Einstein 1 platform’s near-term roadmap is designed to help existing Salesforce customers to get the best out of their investment. There are many more prospects, however, who don’t use Salesforce today, their products or the platform. These prospects are exploring their next-gen platform choices that include platforms from hyperscalers, niche AI vendors, and select global service integrators (GSI). Many of these prospects have also invested in various copilots. While Einstein 1 can clearly compete to win, it’s unclear whether it is enough of a draw for these prospects to consider Salesforce. As copilots proliferate, customers want to avoid an interoperability nightmare. While most vendors do offer lower-level API integrations, lack of well-defined semantics and interfaces pose interoperability challenges for components that operate at higher levels.

And then there are large number of startups (ISVs) that have choices to make. Clara Shih, CEO of Salesforce AI, underscored the value proposition of Einstein 1 on why startups should consider building on Salesforce instead of investing their limited resources in building core AI components that Salesforce is heavily investing in. ISVs will continue to be the one of the biggest customers of any next-gen platform. If ISVs can get what they need from Salesforce, and if Salesforce can provide them effective distribution and commerce via AppExchange, there is an opportunity to enable a brand-new AI ecosystem.

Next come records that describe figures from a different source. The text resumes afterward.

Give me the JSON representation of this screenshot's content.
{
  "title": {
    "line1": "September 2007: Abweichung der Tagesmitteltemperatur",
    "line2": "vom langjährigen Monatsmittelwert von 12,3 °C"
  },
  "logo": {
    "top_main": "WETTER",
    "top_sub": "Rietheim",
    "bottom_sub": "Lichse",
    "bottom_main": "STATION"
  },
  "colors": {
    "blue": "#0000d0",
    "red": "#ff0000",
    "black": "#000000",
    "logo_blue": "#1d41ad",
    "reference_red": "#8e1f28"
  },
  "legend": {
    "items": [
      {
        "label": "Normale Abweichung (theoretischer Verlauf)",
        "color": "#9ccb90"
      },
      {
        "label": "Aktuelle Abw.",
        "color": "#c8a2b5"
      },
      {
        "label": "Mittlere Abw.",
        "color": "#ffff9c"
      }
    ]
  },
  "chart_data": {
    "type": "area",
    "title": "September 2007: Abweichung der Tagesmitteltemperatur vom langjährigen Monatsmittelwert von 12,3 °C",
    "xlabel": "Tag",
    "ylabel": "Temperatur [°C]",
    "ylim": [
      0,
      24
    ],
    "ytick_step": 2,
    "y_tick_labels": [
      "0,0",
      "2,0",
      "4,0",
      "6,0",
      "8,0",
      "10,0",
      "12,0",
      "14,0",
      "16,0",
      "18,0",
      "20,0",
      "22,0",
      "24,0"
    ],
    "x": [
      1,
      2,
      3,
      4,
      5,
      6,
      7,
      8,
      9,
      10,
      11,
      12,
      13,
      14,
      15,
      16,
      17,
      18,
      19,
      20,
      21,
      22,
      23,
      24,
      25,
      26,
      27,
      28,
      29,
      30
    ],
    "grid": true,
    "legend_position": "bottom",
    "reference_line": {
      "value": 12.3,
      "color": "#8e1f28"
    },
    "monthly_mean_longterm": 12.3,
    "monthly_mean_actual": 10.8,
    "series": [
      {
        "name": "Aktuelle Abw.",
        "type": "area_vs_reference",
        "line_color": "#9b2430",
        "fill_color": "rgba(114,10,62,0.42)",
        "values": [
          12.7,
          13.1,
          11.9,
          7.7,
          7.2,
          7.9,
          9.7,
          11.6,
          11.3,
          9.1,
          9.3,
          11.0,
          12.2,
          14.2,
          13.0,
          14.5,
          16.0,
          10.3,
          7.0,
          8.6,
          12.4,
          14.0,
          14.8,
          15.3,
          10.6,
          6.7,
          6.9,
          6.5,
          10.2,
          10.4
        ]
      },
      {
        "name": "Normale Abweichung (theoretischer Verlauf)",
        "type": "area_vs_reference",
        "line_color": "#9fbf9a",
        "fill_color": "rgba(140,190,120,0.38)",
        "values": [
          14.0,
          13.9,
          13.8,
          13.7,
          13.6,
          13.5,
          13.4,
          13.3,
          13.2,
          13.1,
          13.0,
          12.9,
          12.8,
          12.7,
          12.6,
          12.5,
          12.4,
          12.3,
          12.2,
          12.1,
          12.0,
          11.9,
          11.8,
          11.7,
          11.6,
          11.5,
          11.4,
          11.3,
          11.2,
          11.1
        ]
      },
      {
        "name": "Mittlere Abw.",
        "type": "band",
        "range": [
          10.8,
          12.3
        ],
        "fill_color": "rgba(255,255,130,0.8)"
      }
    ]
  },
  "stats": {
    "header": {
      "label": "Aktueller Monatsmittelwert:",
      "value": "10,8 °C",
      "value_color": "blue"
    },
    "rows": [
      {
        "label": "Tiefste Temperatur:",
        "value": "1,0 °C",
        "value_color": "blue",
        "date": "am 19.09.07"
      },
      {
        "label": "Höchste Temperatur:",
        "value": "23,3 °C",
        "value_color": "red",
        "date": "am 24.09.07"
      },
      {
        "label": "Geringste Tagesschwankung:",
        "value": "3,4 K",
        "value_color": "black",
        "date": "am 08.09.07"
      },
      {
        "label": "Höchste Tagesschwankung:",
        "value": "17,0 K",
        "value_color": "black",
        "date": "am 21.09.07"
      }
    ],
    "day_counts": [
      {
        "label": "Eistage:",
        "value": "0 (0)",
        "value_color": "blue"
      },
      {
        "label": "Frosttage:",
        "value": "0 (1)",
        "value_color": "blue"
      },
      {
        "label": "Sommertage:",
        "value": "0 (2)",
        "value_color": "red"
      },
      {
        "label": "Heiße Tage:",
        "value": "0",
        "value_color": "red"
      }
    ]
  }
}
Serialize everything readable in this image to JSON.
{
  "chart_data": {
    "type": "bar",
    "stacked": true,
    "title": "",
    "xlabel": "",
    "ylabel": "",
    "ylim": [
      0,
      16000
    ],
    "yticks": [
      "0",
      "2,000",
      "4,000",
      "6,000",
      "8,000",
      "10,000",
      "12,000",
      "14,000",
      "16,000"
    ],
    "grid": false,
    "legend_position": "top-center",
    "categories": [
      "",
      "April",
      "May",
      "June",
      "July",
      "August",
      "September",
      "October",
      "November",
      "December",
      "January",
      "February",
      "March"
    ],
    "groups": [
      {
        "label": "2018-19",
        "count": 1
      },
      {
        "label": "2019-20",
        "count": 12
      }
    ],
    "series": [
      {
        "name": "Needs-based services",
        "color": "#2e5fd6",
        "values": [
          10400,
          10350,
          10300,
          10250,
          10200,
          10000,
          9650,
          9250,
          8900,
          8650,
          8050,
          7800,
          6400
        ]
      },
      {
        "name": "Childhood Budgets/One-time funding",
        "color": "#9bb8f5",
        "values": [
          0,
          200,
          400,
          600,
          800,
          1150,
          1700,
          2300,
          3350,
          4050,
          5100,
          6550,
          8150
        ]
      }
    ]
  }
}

Benchmarking next-gen platforms

While engineering and business efficiency gains from using a next-gen platform such as Einstein 1 are very real, the industry lacks KPI definitions and a benchmark to compare these platforms and measure ROI. It’s unclear what makes a copilot a great copilot or what makes a prompt designer a great prompt designer. Enterprise software vendors do use domain-specific KPIs such as time to close a ticket, increase in pipeline coverage etc., but IT leaders want to compare various platforms to better understand their ROI. While this is clearly not vaporware, IT leaders have been burnt before by making an early investment in technology they did not fully understand. There will always be a qualitative comparison, but a good set of KPIs ground everyone in facts. It’s time someone takes a lead to define what these KPIs could look like.

Bridging PX and DX

A promise of a next-gen platform—the one that goes beyond code reusability, productivity gains, and natural language driven development—is how fast one can go from an idea or a sketch to a working application with customer validation. AI can effectively help bridge the gap between product experience (PX) and developer experience (DX) with faster feedback loops. Finding the right problem to solve is equally, if not more, important than solving it efficiently. The last thing you want to use AI for is to increase the efficiency of solving a wrong problem. Salesforce’s Flow Builder is the closest to a visual representation of a working application but it’s not a prototyping tool. Salesforce and the rest of the industry have a unique opportunity to increase their focus upstream—investing in AI-driven declarative prototyping tools—to reap the benefits downstream, faster time to market and time to value.

Happy coding, or shall I say happy generating!